Discorrendo sobre a evolução do ser humano ao longo da história, Friedrich August von Hayek (1899-1992)1 estabelece um paralelo entre a formação e desenvolvimento da constituição biológica do homo sapiens e a evolução cultural refletida em suas regras de conduta. O resultado proporciona argumentos racionalmente construídos que evidenciam a dinâmica de mudanças no comportamento da sociedade e o grau de civilização alcançado.

O instinto levou sucessivas gerações humanas a se adaptar à vida em grupo, inicialmente sob a forma de bandos ou trupes. Por acúmulo de conhecimento construído empiricamente e herança genética, as pessoas foram desenvolvendo a consciência sobre os benefícios da união e cooperação para o alcance de objetivos comuns para lidar com perigos e oportunidades, tais como a necessidade de abrigo e a fonte de alimentos.

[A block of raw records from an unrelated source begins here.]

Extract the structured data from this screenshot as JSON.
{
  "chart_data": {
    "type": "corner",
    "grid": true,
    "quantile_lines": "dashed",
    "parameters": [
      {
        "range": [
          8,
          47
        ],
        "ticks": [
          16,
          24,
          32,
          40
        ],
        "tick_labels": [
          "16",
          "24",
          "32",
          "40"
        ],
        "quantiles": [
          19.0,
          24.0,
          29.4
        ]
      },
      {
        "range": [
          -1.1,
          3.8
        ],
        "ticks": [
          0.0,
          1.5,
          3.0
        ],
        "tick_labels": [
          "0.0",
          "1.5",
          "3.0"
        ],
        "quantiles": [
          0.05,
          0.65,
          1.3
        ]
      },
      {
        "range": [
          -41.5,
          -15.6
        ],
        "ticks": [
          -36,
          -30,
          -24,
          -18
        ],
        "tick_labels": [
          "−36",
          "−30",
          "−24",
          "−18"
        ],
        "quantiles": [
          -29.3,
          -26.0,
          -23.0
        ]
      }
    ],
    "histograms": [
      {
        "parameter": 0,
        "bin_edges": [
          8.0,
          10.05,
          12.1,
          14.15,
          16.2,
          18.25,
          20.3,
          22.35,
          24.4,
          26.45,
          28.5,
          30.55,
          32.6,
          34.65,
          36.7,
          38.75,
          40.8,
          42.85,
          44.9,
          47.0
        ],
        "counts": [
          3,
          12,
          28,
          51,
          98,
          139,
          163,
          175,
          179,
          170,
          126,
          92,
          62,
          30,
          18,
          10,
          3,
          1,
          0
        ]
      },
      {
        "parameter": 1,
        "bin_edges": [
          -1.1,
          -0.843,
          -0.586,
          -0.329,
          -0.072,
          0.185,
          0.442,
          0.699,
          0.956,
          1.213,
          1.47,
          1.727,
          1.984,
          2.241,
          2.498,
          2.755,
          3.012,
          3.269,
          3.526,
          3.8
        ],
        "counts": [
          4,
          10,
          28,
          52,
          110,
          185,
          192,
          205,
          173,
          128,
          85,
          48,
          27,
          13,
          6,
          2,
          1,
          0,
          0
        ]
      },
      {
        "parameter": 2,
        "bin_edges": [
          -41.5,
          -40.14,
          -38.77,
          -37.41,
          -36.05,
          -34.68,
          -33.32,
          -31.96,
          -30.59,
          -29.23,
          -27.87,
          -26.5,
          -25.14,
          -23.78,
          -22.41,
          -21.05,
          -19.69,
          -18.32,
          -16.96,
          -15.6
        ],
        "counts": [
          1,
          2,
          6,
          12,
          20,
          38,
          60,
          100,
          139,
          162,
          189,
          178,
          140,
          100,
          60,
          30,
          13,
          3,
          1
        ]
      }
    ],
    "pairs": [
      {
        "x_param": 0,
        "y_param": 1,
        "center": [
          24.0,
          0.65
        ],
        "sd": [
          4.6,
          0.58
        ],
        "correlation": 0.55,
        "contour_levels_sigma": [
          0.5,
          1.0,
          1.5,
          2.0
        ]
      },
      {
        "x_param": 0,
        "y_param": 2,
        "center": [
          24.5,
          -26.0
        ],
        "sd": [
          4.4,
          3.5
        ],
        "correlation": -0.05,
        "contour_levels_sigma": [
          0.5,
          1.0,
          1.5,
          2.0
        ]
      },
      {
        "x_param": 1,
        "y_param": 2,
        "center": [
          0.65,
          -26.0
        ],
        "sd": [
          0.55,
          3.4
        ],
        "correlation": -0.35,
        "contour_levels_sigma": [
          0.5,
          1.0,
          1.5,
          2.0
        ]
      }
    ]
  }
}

Paralelamente ao respeito à experiência dos mais velhos do grupo e ao instinto de solidariedade e altruísmo, a coordenação das atividades foi gradativamente sendo pautada por percepções compartilhadas, materializadas nas regras de conduta. Assim surgiu o que se caracteriza como “moralidade natural”, decorrente de instintos que uniam um grupo reduzido e asseguravam a cooperação dentro dele.

Com a ampliação dos grupos, tanto em termos de número de integrantes quanto em ocupação de espaço territorial, as regras de comportamento foram inibindo cada vez mais os indivíduos a fazer o que seus instintos determinavam para se adequar aos princípios compartilhados pela coletividade. A moralidade, como é atualmente entendida, representa um conjunto de princípios que delineiam o comportamento de acordo com o que se considera correto, virtuoso e adequado para um indivíduo.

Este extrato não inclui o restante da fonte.